Do lab personnel need additional training? Are there obvious CLIA compliance challenges? Are the testing platforms compatible with the most urgently needed tests and being performed in the most economical fashion? If any of these answers is “no” your business is vulnerable from either customer dissatisfaction or your competition providing a more well-tailored solution. You need to take this element of value head on and be very objective in providing your recommendations. Is it uncomfortable providing a recommendation that differs from the previous one? Of course, but it is better to be open and objective than to learn your lack of transparency has led your customer to look elsewhere for solutions.
Economic value
PAMA certainly adds challenges here, even with reductions in CLFS rates postponed yet again. But, is PAMA the biggest economic risk? Probably not. Private insurance has led the way to reductions in reimbursement for lab tests. Do you know the proportion of your customers’ patients covered on Medicare, Medicaid and private insurance? You should. We are not here to propose lab as an economic panacea, but knowing which insurance plans they offer can help you guide your customers to internal discussions about which tests to offer, and this discussion will have a direct impact on your guidance in which lab platforms make the most sense.

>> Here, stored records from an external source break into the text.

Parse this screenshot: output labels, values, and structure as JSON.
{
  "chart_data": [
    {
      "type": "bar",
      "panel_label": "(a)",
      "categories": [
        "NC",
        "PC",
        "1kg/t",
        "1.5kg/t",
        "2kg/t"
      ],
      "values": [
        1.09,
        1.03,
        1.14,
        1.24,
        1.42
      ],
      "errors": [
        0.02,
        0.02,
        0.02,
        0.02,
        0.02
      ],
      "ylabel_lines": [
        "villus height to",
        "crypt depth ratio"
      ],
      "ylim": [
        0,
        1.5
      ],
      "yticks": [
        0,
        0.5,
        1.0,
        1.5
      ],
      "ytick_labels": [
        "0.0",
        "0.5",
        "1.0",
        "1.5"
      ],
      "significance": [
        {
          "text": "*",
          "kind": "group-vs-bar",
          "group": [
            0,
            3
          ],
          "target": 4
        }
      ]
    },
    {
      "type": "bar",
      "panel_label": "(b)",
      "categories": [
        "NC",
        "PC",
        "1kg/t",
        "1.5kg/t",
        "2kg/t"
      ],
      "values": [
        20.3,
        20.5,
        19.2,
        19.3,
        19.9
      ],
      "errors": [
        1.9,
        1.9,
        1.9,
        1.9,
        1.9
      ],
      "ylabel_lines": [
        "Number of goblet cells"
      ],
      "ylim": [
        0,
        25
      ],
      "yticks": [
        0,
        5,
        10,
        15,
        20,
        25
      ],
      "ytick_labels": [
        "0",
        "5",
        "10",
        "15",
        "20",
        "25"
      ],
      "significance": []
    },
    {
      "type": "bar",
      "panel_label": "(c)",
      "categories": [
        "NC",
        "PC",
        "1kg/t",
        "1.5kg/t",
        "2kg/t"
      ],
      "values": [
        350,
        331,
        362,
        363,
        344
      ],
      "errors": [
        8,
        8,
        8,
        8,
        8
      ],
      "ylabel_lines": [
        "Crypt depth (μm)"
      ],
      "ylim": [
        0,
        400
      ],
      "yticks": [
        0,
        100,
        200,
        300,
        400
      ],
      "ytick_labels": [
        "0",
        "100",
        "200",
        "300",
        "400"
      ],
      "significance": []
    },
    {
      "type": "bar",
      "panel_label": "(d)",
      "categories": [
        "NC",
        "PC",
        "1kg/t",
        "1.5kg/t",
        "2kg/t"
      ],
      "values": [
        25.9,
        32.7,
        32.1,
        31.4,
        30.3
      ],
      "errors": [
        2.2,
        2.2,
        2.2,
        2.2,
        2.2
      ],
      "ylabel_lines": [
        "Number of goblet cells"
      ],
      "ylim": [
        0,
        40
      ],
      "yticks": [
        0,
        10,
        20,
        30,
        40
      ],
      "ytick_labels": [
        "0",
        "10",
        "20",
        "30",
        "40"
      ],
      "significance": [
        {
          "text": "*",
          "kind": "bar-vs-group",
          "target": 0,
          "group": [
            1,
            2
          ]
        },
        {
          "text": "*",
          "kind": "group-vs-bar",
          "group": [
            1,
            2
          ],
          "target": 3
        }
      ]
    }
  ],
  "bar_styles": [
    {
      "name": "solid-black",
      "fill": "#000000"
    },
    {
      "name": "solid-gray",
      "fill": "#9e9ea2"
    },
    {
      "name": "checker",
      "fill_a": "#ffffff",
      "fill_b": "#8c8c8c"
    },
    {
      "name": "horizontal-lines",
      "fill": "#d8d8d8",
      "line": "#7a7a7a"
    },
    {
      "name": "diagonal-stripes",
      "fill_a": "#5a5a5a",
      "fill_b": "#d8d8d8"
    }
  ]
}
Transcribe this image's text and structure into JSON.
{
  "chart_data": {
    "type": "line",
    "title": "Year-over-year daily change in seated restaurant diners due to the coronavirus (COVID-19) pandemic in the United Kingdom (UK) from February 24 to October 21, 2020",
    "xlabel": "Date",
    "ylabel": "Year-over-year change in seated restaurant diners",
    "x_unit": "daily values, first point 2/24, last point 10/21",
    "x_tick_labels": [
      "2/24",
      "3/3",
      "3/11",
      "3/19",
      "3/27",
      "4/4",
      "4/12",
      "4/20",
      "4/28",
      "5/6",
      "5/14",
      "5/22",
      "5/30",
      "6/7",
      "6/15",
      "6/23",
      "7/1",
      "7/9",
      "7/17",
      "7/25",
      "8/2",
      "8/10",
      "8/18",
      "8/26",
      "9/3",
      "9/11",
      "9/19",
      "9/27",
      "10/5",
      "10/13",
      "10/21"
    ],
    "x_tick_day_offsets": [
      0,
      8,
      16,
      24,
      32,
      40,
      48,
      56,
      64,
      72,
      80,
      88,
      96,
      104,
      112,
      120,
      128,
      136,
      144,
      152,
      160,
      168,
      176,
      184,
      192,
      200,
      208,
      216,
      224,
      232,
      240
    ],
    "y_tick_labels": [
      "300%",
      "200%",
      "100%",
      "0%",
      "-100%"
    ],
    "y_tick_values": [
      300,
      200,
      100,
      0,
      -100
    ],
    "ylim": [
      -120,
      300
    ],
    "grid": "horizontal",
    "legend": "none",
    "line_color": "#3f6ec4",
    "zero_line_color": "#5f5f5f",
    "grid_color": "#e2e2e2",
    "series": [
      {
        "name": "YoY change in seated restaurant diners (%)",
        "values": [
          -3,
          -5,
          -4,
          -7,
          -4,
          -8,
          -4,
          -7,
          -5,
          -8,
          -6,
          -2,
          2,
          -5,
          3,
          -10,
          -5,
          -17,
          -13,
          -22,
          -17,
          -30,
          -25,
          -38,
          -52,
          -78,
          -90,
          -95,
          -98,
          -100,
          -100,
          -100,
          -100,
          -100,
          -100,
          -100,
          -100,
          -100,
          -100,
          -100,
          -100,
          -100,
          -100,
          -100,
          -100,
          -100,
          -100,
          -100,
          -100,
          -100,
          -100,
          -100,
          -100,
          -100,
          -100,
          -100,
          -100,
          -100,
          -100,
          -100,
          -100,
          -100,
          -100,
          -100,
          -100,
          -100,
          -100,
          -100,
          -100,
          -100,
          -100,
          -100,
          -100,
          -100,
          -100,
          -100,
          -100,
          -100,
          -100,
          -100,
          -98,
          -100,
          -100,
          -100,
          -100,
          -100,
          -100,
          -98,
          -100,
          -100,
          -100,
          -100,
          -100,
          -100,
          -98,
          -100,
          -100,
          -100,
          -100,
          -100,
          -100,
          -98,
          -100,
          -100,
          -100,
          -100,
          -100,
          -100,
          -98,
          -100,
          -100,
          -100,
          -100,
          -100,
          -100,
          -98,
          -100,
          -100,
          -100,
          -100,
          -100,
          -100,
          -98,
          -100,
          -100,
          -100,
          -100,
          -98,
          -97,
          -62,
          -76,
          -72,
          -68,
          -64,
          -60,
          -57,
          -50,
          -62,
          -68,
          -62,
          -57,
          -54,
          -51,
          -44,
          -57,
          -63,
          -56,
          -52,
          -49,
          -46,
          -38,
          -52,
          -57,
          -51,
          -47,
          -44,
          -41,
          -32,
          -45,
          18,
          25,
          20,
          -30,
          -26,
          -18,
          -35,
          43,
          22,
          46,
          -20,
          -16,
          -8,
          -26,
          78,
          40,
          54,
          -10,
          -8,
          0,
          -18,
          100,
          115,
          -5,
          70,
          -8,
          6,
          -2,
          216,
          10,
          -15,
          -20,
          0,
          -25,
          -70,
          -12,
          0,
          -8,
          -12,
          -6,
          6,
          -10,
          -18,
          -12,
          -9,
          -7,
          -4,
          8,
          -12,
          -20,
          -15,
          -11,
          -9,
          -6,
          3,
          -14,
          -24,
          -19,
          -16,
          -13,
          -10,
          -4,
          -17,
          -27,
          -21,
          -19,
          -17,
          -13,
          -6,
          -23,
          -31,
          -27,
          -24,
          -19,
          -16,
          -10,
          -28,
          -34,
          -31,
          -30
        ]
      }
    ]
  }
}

In addition to payer mix, staffing issues lead to more labs closing than any other preventable reason I know of. Poorly trained or unhappy staff can lead to CLIA issues and proficiency testing failures. Dissatisfaction can also lead to turn over, which compromises test availability and costs time, and money as new staff are recruited and trained. Turnover also ultimately challenges the practice to reevaluate their need for a lab every time it comes up. Loss of a lab director or key technical resources could spell the end of lab testing at even your best, most loyal customers.
Make sure you help your customers’ management know your insight into overall lab performance, recommendations for improvement and any specific recommendations you and your leading lab manufacturers can offer. Properly positioned, you should be viewed as proposing insightful data rather than being intrusive. A respectful tone along with objective findings and recommendations by you and your lab manufacturer are in the best interests of all involved and should always be positioned as in the best interests of the practice and their patients.
In summary, is PAMA really the root issue and reason a lab may reduce or eliminate testing? Not by a long shot, but it is one of the issues that you, as a thoughtful and respected lab consultant, need to integrate into your overall lab solutions and customer counseling.
Know your customers’ needs, stay focused on the big picture, work closely with your key lab manufacturers and you will reap the rewards. Quality provides sustainability. Your consulting quality will create sustainability in your customers’ labs and patient care plans.